Mais étaient-ils si antagonistes, si opposés ces deux hommes charismatiques d’Afrique de l’Ouest ? « Je pense que leurs rapports étaient beaucoup plus nuancés, plus subtils, estime Jean-Noël Loukou. On essaie de faire croire que tout les séparait. D’un côté, le révolutionnaire marxiste contre celui qui avait choisi le camp de l’Occident. Mais au-delà, les deux étaient panafricanistes : l’un flamboyant, loquace; l’autre plus paisible et sage. Je pense que Houphouët était aussi un vrai panafricaniste, pas en paroles mais en actes… Par exemple, il a ouvert son pays à des millions d’autres Africains et pour ceux d’Afrique de l’Ouest, ils avaient les mêmes droits que les Ivoiriens y compris le droit de vote jusqu’en 1990. Houphouët avait une notion importante de la solidarité africaine. »
Au cours de la vingtaine de visites qu’a pu - ou dû - rendre à Sankara, Laurent Dona Fologo, celui-ci se souvient que souvent ses bagages étaient chargés de billets. Pour un programme de logement, une politique agricole décrétée par Sankara, souvent les subsides venaient d’Abidjan. Tant est si bien que sur la fin, le discours sankariste était un peu moins véhément à l’encontre du voisin prodigue.

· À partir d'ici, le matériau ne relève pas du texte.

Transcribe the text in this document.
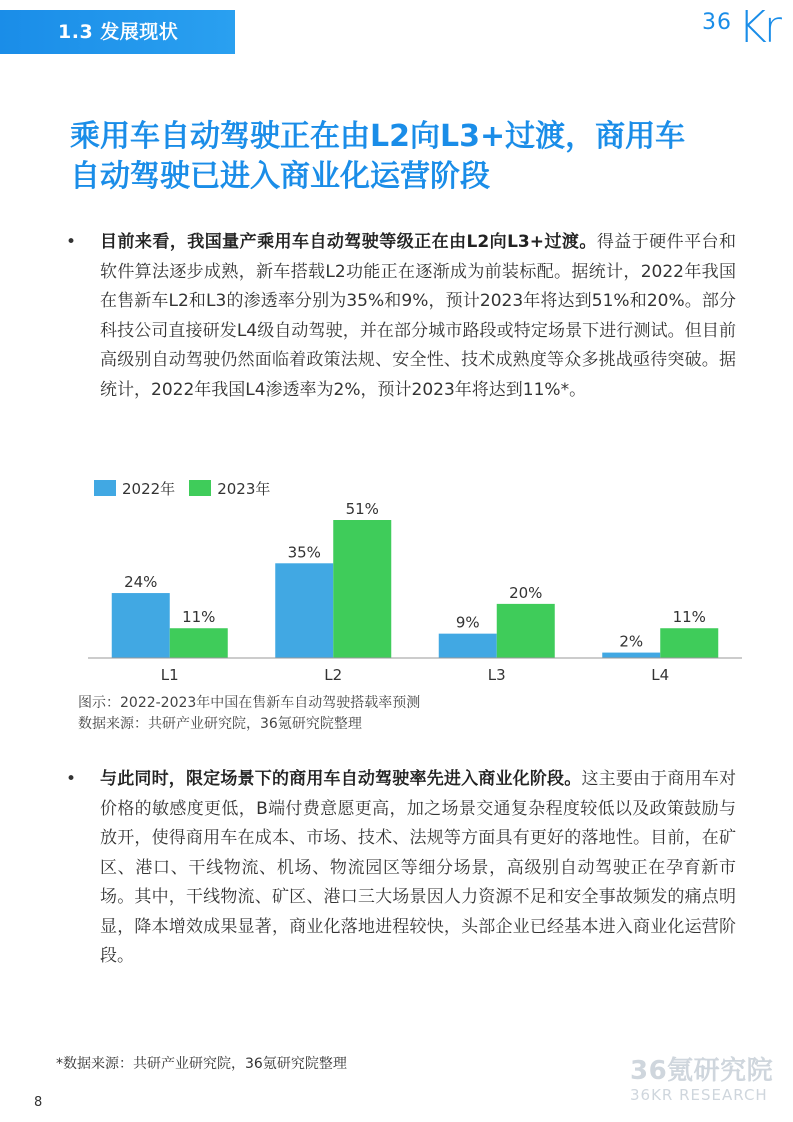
1.3 发展现状	36 Kr
乘用车自动驾驶正在由L2向L3+过渡，商用车
自动驾驶已进入商业化运营阶段
• 目前来看，我国量产乘用车自动驾驶等级正在由L2向L3+过渡。得益于硬件平台和软件算法逐步成熟，新车搭载L2功能正在逐渐成为前装标配。据统计，2022年我国在售新车L2和L3的渗透率分别为35%和9%，预计2023年将达到51%和20%。部分科技公司直接研发L4级自动驾驶，并在部分城市路段或特定场景下进行测试。但目前高级别自动驾驶仍然面临着政策法规、安全性、技术成熟度等众多挑战亟待突破。据统计，2022年我国L4渗透率为2%，预计2023年将达到11%*。

2022年	2023年
24%
11%
L1
35%
51%
L2
9%
20%
L3
2%
11%
L4
图示：2022-2023年中国在售新车自动驾驶搭载率预测
数据来源：共研产业研究院，36氪研究院整理
• 与此同时，限定场景下的商用车自动驾驶率先进入商业化阶段。这主要由于商用车对价格的敏感度更低，B端付费意愿更高，加之场景交通复杂程度较低以及政策鼓励与放开，使得商用车在成本、市场、技术、法规等方面具有更好的落地性。目前，在矿区、港口、干线物流、机场、物流园区等细分场景，高级别自动驾驶正在孕育新市场。其中，干线物流、矿区、港口三大场景因人力资源不足和安全事故频发的痛点明显，降本增效成果显著，商业化落地进程较快，头部企业已经基本进入商业化运营阶段。

*数据来源：共研产业研究院，36氪研究院整理
8
36氪研究院
36KR RESEARCH
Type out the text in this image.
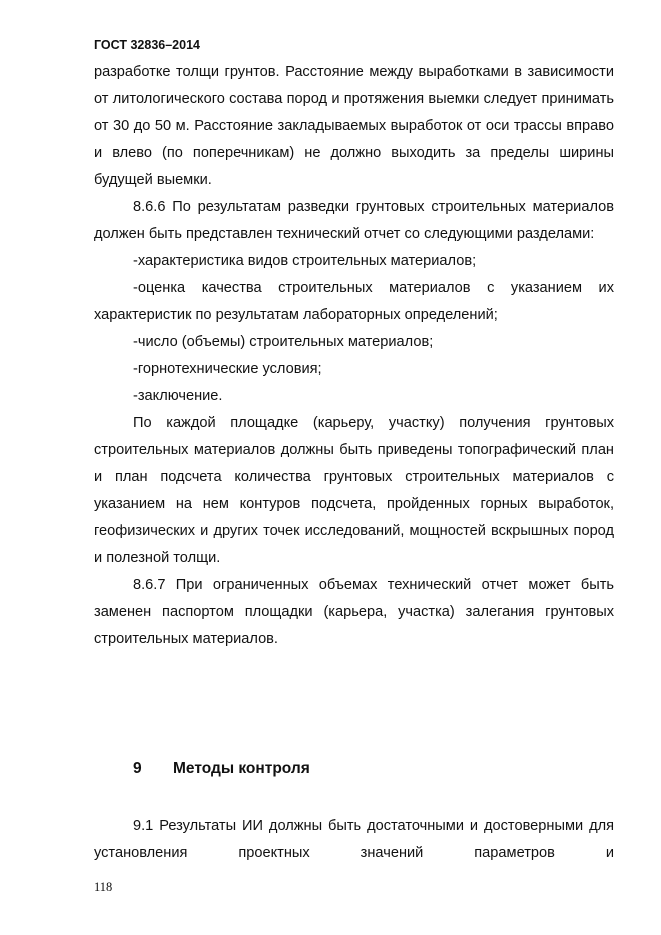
ГОСТ 32836–2014

разработке толщи грунтов. Расстояние между выработками в зависимости от литологического состава пород и протяжения выемки следует принимать от 30 до 50 м. Расстояние закладываемых выработок от оси трассы вправо и влево (по поперечникам) не должно выходить за пределы ширины будущей выемки.

8.6.6 По результатам разведки грунтовых строительных материалов должен быть представлен технический отчет со следующими разделами:

-характеристика видов строительных материалов;

-оценка качества строительных материалов с указанием их характеристик по результатам лабораторных определений;

-число (объемы) строительных материалов;

-горнотехнические условия;

-заключение.

По каждой площадке (карьеру, участку) получения грунтовых строительных материалов должны быть приведены топографический план и план подсчета количества грунтовых строительных материалов с указанием на нем контуров подсчета, пройденных горных выработок, геофизических и других точек исследований, мощностей вскрышных пород и полезной толщи.

8.6.7 При ограниченных объемах технический отчет может быть заменен паспортом площадки (карьера, участка) залегания грунтовых строительных материалов.

9 Методы контроля

9.1 Результаты ИИ должны быть достаточными и достоверными для установления проектных значений параметров и

118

La question demeure pour autant : le vieux bélier de Yamoussoukro a-t-il, un jour d’exaspération, décidé de précipiter la chute du jeune capitaine ?
C’est lui qui a joué, par exemple, les entremetteurs entre la belle Ivoirienne Chantal Terrasson de Fougère et le capitaine Blaise Compaoré (qui l’épousera) pour mieux l’éloigner de son ex-camarade de caserne de Pô.
Si Sankara déclarait alors avoir « perdu un frère », il n’avait pas besoin de cet hymen pour nourrir des suspicions sur son entourage. L’explosion de la chambre présidentielle – vide - le 11 février 1985 à Yamoussoukro était, déjà, un sérieux coup de semonce pour le dirigeant burkinabè. Quelques jours avant l’arrivée du président Sankara dans la capitale, une équipe burkinabè inspecte la suite qui devait lui être dédiée au prestigieux hôtel Président. Après cette inspection, la chambre est détruite par une déflagration. Jamais on n’a su ce qui avait provoqué cette explosion, ni qui l’avait commandité.
Le tête-à-tête, à Abidjan, de Blaise Comparé avec le président Houphouët quinze jours avant l’assassinat de Sankara a, par ailleurs, de quoi laisser perplexe les observateurs. Que se sont dit les deux hommes ? Le mystère reste entier.
Blaise Compaoré (g) et Félix Houphouët-Boigny à Yamoussoukro le 18 juillet 1992. © Issouf Sanogo / AFP
Dès que ces questions sont abordées, nos interlocuteurs sont moins loquaces. « Je crois bien connaître Félix Houphouët-Boigny sur les questions éthiques… Le voir mêlé à un assassinat ? Je ne crois pas. Ce sont des domaines dans lesquels il n’y pas de certitude. Entre eux, il y avait une tension, c’est indéniable », déclare Amara Essy.
Souvent, les mêmes formules reviennent. Sankara pouvait facilement fâcher des proches sans avoir besoin d’aller chercher des ennemis à l’extérieur. « Je me souviens d’un forum des non-alignés où le ministre des Affaires Etrangères Michel Kafando avait préparé un discours assez modéré pour Sankara… Au moment de monter à la tribune, Sankara laisse le discours dans le dossier sur le pupitre et prend un papier dans sa poche pour prononcer l’un des discours les plus virulents qu’on n’ait jamais entendus… Je me souviens, s’amuse Amara Essy, de Kafando dépité au point qu’ensuite ils devaient partir en Corée du Nord, mais Kafando fâché n’est pas venu avec lui et est reparti au Faso. C’était ça, Sankara : un garçon franc, sympathique mais ingérable !… »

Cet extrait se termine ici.